Kandinsky and Music

03/03/2016

The impression of Wagner’s “Lohengrin” was one of the emotional drives that turned the life of a 30-year-old lawyer around and channeled it into art. “Violins, deep basses and, above all, wind instruments embodied the full power of the twilight hour in my imagination, I saw all my colors in my mind, they were all before my eyes. Wild, almost delirious, lines were being drawn right in front of me. I just did not dare to tell myself that Wagner had composed “my hour” in music,” Kandinsky wrote in “Steps”.



That was the moment when Kandinsky realized the enormous impact of music which expressed itself via sound and time and gave the listener freedom that figurative painting lacked. Perception, interpretation and emotional response in music are based on the abstract aspect rather than the descriptive one and it uses this intrinsic abstract language to refer to the “inner” directly. But the crucial point was that Kandinsky felt that painting was able to acquire this power too.

Kandinsky states his specific conception of proximity between painting and music in some of his works: the article “On Stage Composition”, the play called “The Yellow Sound” and the “Sounds” series which comprises prose poems completed with graphics.



The artist also saw consistency with his ideas of painting in Scriabin’s musical research. He was particularly interested in the color music theory stating interaction between certain colors and sounds which was successfully implemented by the composer in his orchestral piece “Prometheus: The Poem of Fire” (1908). The theory was akin to Kandinsky’s striving to find correlation between colors and feelings.



Another Kandinsky’s contemporary was Arnold Schoenberg, the artist’s pen pal whose Theory of Harmony (1911) correlated with Kandinsky’s ideas set forth in his book “Concerning the Spiritual in Art” (1910). Some Schoenberg’s innovations such as negating chromatism (semi-tone system) and renunciation of tonal and harmonic conventionalities opened the door to new musical research and were a major landmark in the compositional practice.
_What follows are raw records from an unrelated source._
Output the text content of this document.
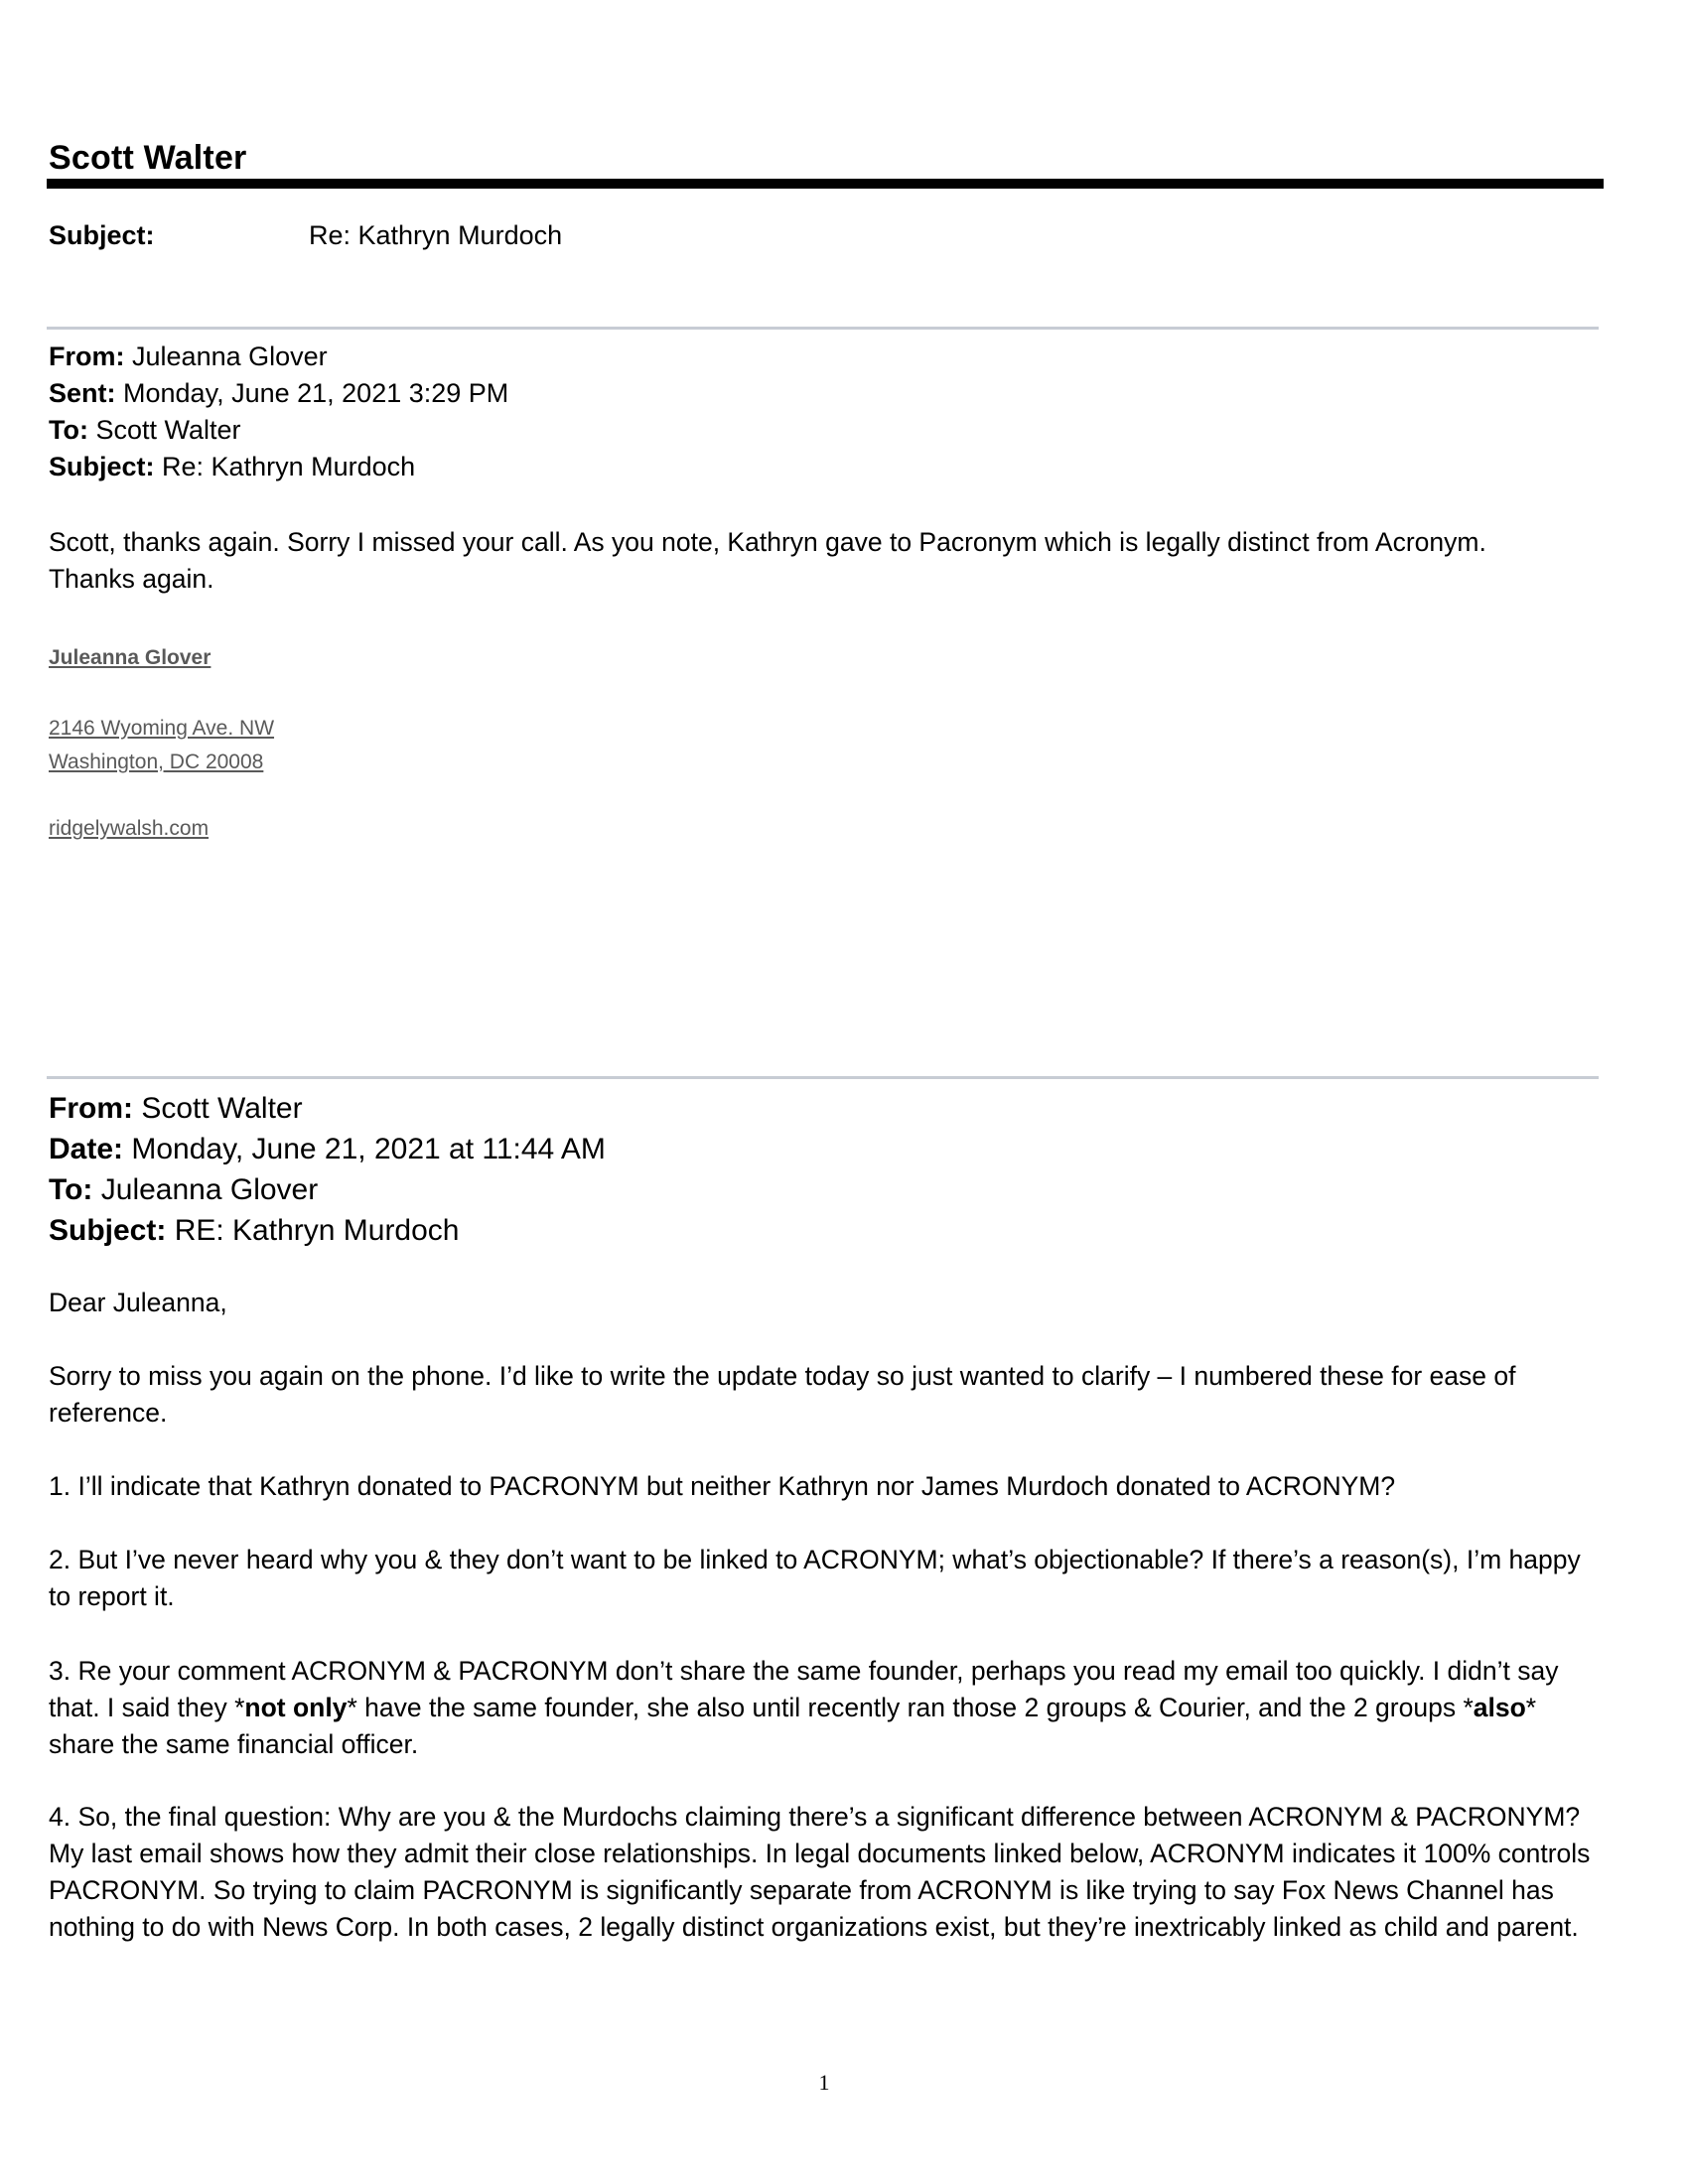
Scott Walter
Subject:	Re: Kathryn Murdoch
From: Juleanna Glover
Sent: Monday, June 21, 2021 3:29 PM
To: Scott Walter
Subject: Re: Kathryn Murdoch
Scott, thanks again. Sorry I missed your call. As you note, Kathryn gave to Pacronym which is legally distinct from Acronym.
Thanks again.
Juleanna Glover
2146 Wyoming Ave. NW
Washington, DC 20008
ridgelywalsh.com
From: Scott Walter
Date: Monday, June 21, 2021 at 11:44 AM
To: Juleanna Glover
Subject: RE: Kathryn Murdoch
Dear Juleanna,
Sorry to miss you again on the phone. I’d like to write the update today so just wanted to clarify – I numbered these for ease of reference.
1. I’ll indicate that Kathryn donated to PACRONYM but neither Kathryn nor James Murdoch donated to ACRONYM?
2. But I’ve never heard why you & they don’t want to be linked to ACRONYM; what’s objectionable? If there’s a reason(s), I’m happy to report it.
3. Re your comment ACRONYM & PACRONYM don’t share the same founder, perhaps you read my email too quickly. I didn’t say that. I said they *not only* have the same founder, she also until recently ran those 2 groups & Courier, and the 2 groups *also* share the same financial officer.
4. So, the final question: Why are you & the Murdochs claiming there’s a significant difference between ACRONYM & PACRONYM? My last email shows how they admit their close relationships. In legal documents linked below, ACRONYM indicates it 100% controls PACRONYM. So trying to claim PACRONYM is significantly separate from ACRONYM is like trying to say Fox News Channel has nothing to do with News Corp. In both cases, 2 legally distinct organizations exist, but they’re inextricably linked as child and parent.
1
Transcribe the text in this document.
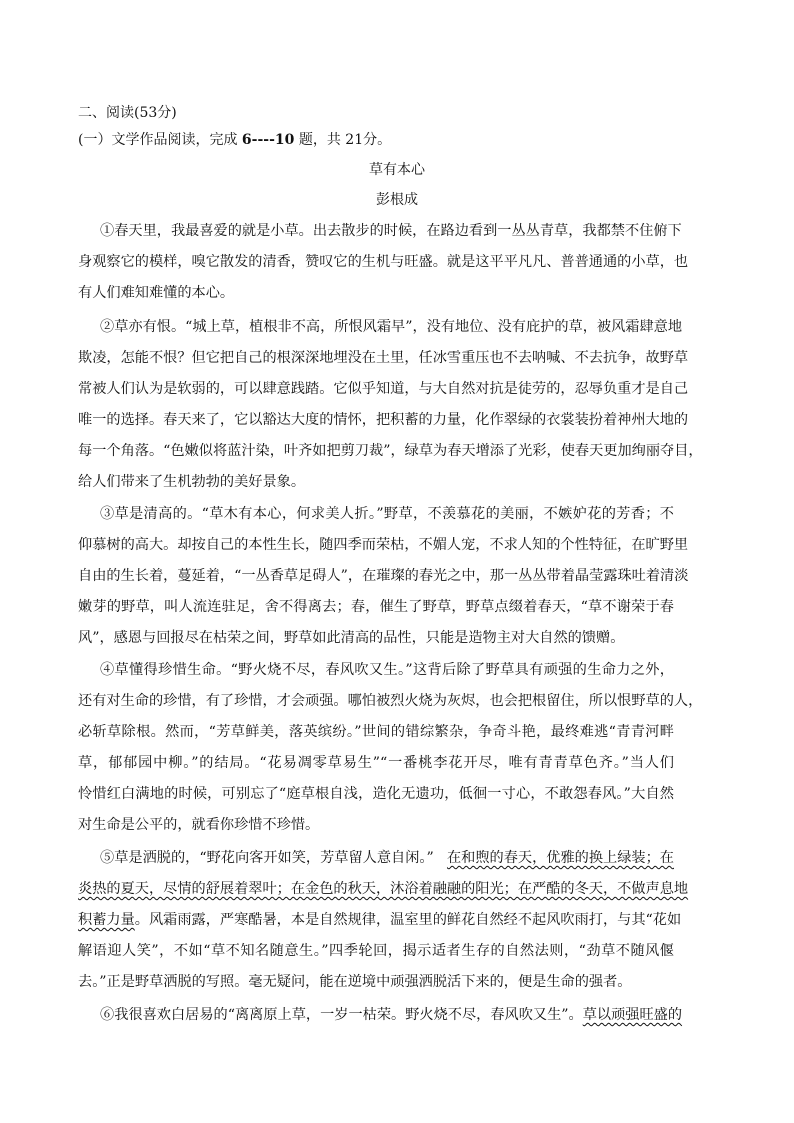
二、阅读(53分)
(一）文学作品阅读，完成 6----10 题，共 21分。
草有本心
彭根成
①春天里，我最喜爱的就是小草。出去散步的时候，在路边看到一丛丛青草，我都禁不住俯下
身观察它的模样，嗅它散发的清香，赞叹它的生机与旺盛。就是这平平凡凡、普普通通的小草，也
有人们难知难懂的本心。
②草亦有恨。“城上草，植根非不高，所恨风霜早”，没有地位、没有庇护的草，被风霜肆意地
欺凌，怎能不恨？但它把自己的根深深地埋没在土里，任冰雪重压也不去呐喊、不去抗争，故野草
常被人们认为是软弱的，可以肆意践踏。它似乎知道，与大自然对抗是徒劳的，忍辱负重才是自己
唯一的选择。春天来了，它以豁达大度的情怀，把积蓄的力量，化作翠绿的衣裳装扮着神州大地的
每一个角落。“色嫩似将蓝汁染，叶齐如把剪刀裁”，绿草为春天增添了光彩，使春天更加绚丽夺目，
给人们带来了生机勃勃的美好景象。
③草是清高的。“草木有本心，何求美人折。”野草，不羡慕花的美丽，不嫉妒花的芳香；不
仰慕树的高大。却按自己的本性生长，随四季而荣枯，不媚人宠，不求人知的个性特征，在旷野里
自由的生长着，蔓延着，“一丛香草足碍人”，在璀璨的春光之中，那一丛丛带着晶莹露珠吐着清淡
嫩芽的野草，叫人流连驻足，舍不得离去；春，催生了野草，野草点缀着春天，“草不谢荣于春
风”，感恩与回报尽在枯荣之间，野草如此清高的品性，只能是造物主对大自然的馈赠。
④草懂得珍惜生命。“野火烧不尽，春风吹又生。”这背后除了野草具有顽强的生命力之外，
还有对生命的珍惜，有了珍惜，才会顽强。哪怕被烈火烧为灰烬，也会把根留住，所以恨野草的人，
必斩草除根。然而，“芳草鲜美，落英缤纷。”世间的错综繁杂，争奇斗艳，最终难逃“青青河畔
草，郁郁园中柳。”的结局。“花易凋零草易生”“一番桃李花开尽，唯有青青草色齐。”当人们
怜惜红白满地的时候，可别忘了“庭草根自浅，造化无遗功，低徊一寸心，不敢怨春风。”大自然
对生命是公平的，就看你珍惜不珍惜。
⑤草是洒脱的，“野花向客开如笑，芳草留人意自闲。” 在和煦的春天，优雅的换上绿装；在
炎热的夏天，尽情的舒展着翠叶；在金色的秋天，沐浴着融融的阳光；在严酷的冬天，不做声息地
积蓄力量 。风霜雨露，严寒酷暑，本是自然规律，温室里的鲜花自然经不起风吹雨打，与其“花如
解语迎人笑”，不如“草不知名随意生。”四季轮回，揭示适者生存的自然法则，“劲草不随风偃
去。”正是野草洒脱的写照。毫无疑问，能在逆境中顽强洒脱活下来的，便是生命的强者。
⑥我很喜欢白居易的“离离原上草，一岁一枯荣。野火烧不尽，春风吹又生”。 草以顽强旺盛的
Starting from “The First String Quartet” in 1905 he introduced chromatic structures which he called “developing variations” meaning permanent development and transformation of a music piece and denying repetition of the theme. Thus, Schoenberg obtained richly structured and intense polyphonic sound with equal development of particular parts of a musical composition. These new compositional structures resulted in free chromatism where the inharmonicity of tones and “emancipated dissonance” were emphasized which is one of the main characteristics of atonal music. This led to creation of music with new psychological profundity and associative and emotional power.



The innovation and significance of this discovery in music can be compared with the fundamental transformation in Kandinsky’s painting – from figurativity to free abstraction, which is an illustrative example of intellectual and spiritual kinship of artists searching for new means of expression.